|Tip 1: Use a homemade dolly|
|Tip 2: Put together a budget-friendly light kit|
|Tip 3: Stay focused|
Tip 1: Use a homemade dolly
Some of the smoothest, most cinematic moves you'll see are dolly shots, where the director mounts a camera on a wheeled tripod and moves it toward or away from a stationary subject.
How can you do it? Simple:
- Fake a dolly with a skateboard or a baby carriage (minus the baby, of course).
- How about a rolling office chair? You'd need a dolly driver to maneuver for you, but with a couple of rehearsals, you could get an interesting new shot.
Tip 2: Put together a budget-friendly light kit
Camera-mounted lights, though easy to find and relatively inexpensive, may not be the best answer to your indoor lighting problems.

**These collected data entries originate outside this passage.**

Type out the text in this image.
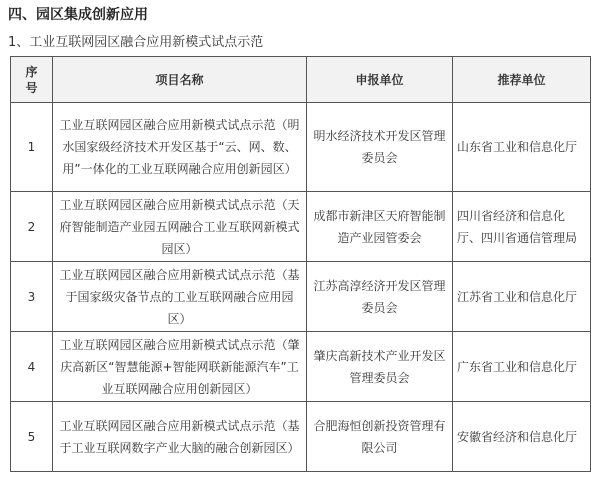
四、园区集成创新应用

1、工业互联网园区融合应用新模式试点示范

序
号	项目名称	申报单位	推荐单位
1	工业互联网园区融合应用新模式试点示范（明水国家级经济技术开发区基于“云、网、数、用”一体化的工业互联网融合应用创新园区）	明水经济技术开发区管理委员会	山东省工业和信息化厅
2	工业互联网园区融合应用新模式试点示范（天府智能制造产业园五网融合工业互联网新模式园区）	成都市新津区天府智能制造产业园管委会	四川省经济和信息化厅、四川省通信管理局
3	工业互联网园区融合应用新模式试点示范（基于国家级灾备节点的工业互联网融合应用园区）	江苏高淳经济开发区管理委员会	江苏省工业和信息化厅
4	工业互联网园区融合应用新模式试点示范（肇庆高新区“智慧能源+智能网联新能源汽车”工业互联网融合应用创新园区）	肇庆高新技术产业开发区管理委员会	广东省工业和信息化厅
5	工业互联网园区融合应用新模式试点示范（基于工业互联网数字产业大脑的融合创新园区）	合肥海恒创新投资管理有限公司	安徽省经济和信息化厅
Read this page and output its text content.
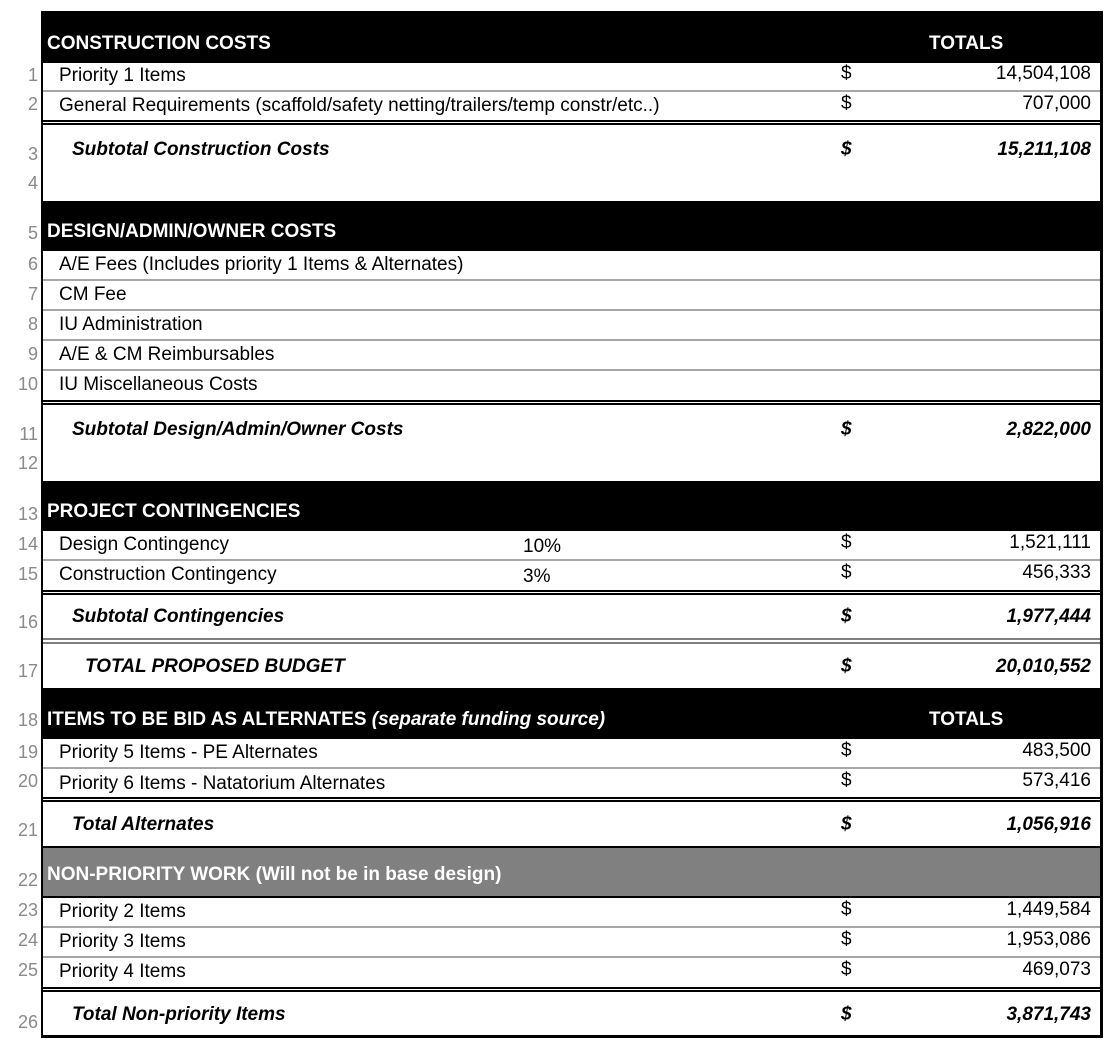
CONSTRUCTION COSTS	TOTALS
1 Priority 1 Items	$	14,504,108
2 General Requirements (scaffold/safety netting/trailers/temp constr/etc..)	$	707,000
3
4
Subtotal Construction Costs	$	15,211,108
5 DESIGN/ADMIN/OWNER COSTS
6 A/E Fees (Includes priority 1 Items & Alternates)
7 CM Fee
8 IU Administration
9 A/E & CM Reimbursables
10 IU Miscellaneous Costs
11
12
Subtotal Design/Admin/Owner Costs	$	2,822,000
13 PROJECT CONTINGENCIES
14 Design Contingency	10%	$	1,521,111
15 Construction Contingency	3%	$	456,333
16 Subtotal Contingencies	$	1,977,444
17 TOTAL PROPOSED BUDGET	$	20,010,552
18 ITEMS TO BE BID AS ALTERNATES (separate funding source)	TOTALS
19 Priority 5 Items - PE Alternates	$	483,500
20 Priority 6 Items - Natatorium Alternates	$	573,416
21 Total Alternates	$	1,056,916
22 NON-PRIORITY WORK (Will not be in base design)
23 Priority 2 Items	$	1,449,584
24 Priority 3 Items	$	1,953,086
25 Priority 4 Items	$	469,073
26 Total Non-priority Items	$	3,871,743
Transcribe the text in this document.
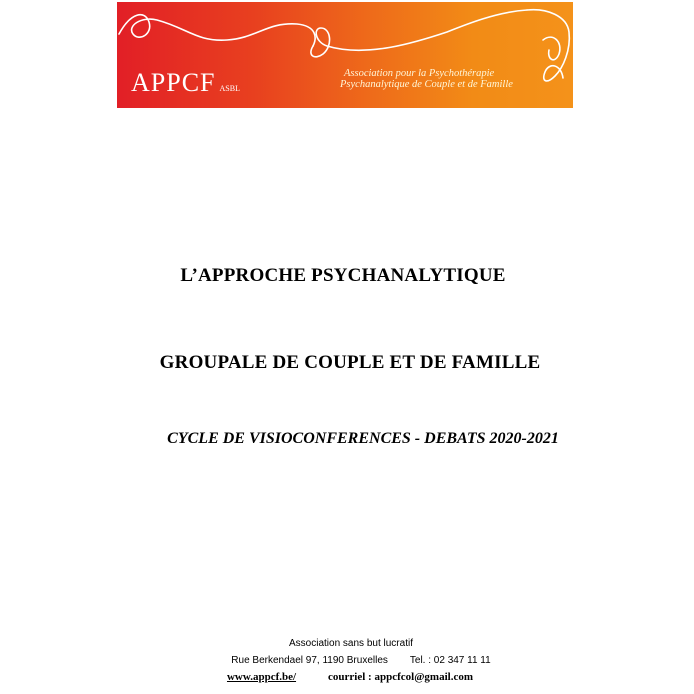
APPCF ASBL
Association pour la Psychothérapie
Psychanalytique de Couple et de Famille
L’APPROCHE PSYCHANALYTIQUE
GROUPALE DE COUPLE ET DE FAMILLE
CYCLE DE VISIOCONFERENCES - DEBATS 2020-2021
Association sans but lucratif
Rue Berkendael 97, 1190 Bruxelles Tel. : 02 347 11 11
www.appcf.be/	courriel : appcfcol@gmail.com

You--and your subjects--will be happier with multiple light sources spread around the scene. Try these tips.
- Turn on a few more lamps.
- Replace some of the low-wattage bulbs in the room with some 75- or 100-watt ones.
- Bring in a desk light and position it close to the action.

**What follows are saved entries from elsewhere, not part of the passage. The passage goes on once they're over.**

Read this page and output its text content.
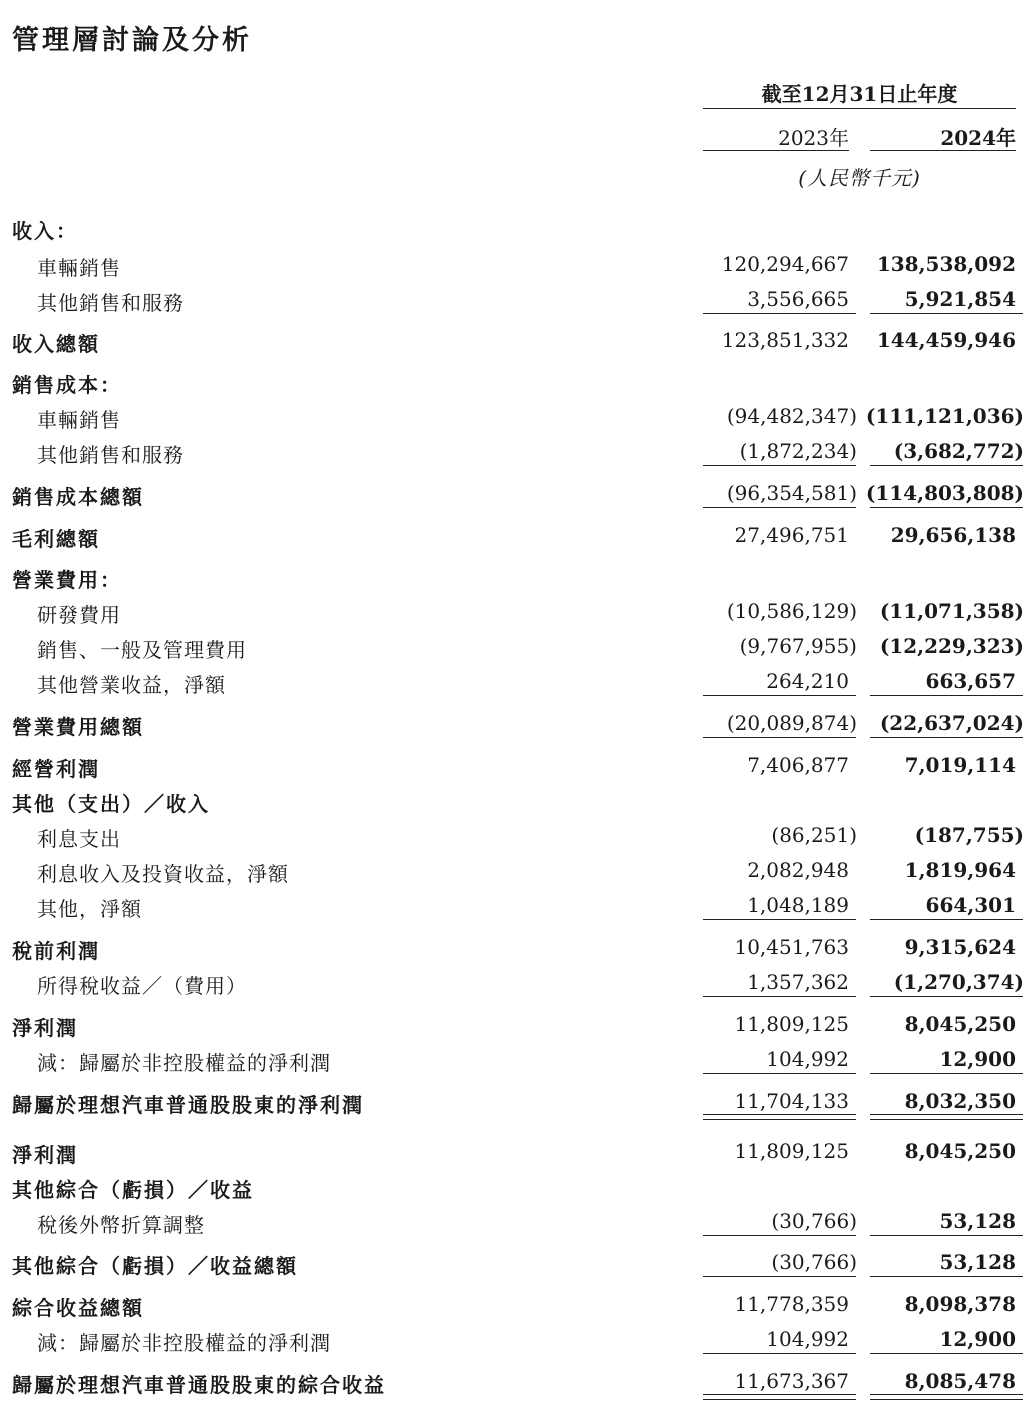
管理層討論及分析
截至12月31日止年度
2023年	2024年
(人民幣千元)
收入：
車輛銷售	120,294,667 138,538,092
其他銷售和服務	3,556,665	5,921,854
收入總額	123,851,332 144,459,946
銷售成本：
車輛銷售	(94,482,347) (111,121,036)
其他銷售和服務	(1,872,234) (3,682,772)
銷售成本總額	(96,354,581) (114,803,808)
毛利總額	27,496,751 29,656,138
營業費用：
研發費用	(10,586,129) (11,071,358)
銷售、一般及管理費用	(9,767,955) (12,229,323)
其他營業收益，淨額	264,210	663,657
營業費用總額	(20,089,874) (22,637,024)
經營利潤	7,406,877	7,019,114
其他（支出）／收入
利息支出	(86,251)	(187,755)
利息收入及投資收益，淨額	2,082,948	1,819,964
其他，淨額	1,048,189	664,301
稅前利潤	10,451,763	9,315,624
所得稅收益／（費用）	1,357,362 (1,270,374)
淨利潤	11,809,125	8,045,250
減：歸屬於非控股權益的淨利潤	104,992	12,900
歸屬於理想汽車普通股股東的淨利潤	11,704,133	8,032,350
淨利潤	11,809,125	8,045,250
其他綜合（虧損）／收益
稅後外幣折算調整	(30,766)	53,128
其他綜合（虧損）／收益總額	(30,766)	53,128
綜合收益總額	11,778,359	8,098,378
減：歸屬於非控股權益的淨利潤	104,992	12,900
歸屬於理想汽車普通股股東的綜合收益	11,673,367	8,085,478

Do whatever it takes to bring the overall light level of the room up to a decent range.
Tip 3: Stay focused
Relax, find something interesting, and enjoy your subjects. You can always cut it short in the editing.
- Don't cut off the action too soon.
- Let the actions develop and play themselves out.
- Avoid changing your angle constantly as if you were a dog hunting for treats.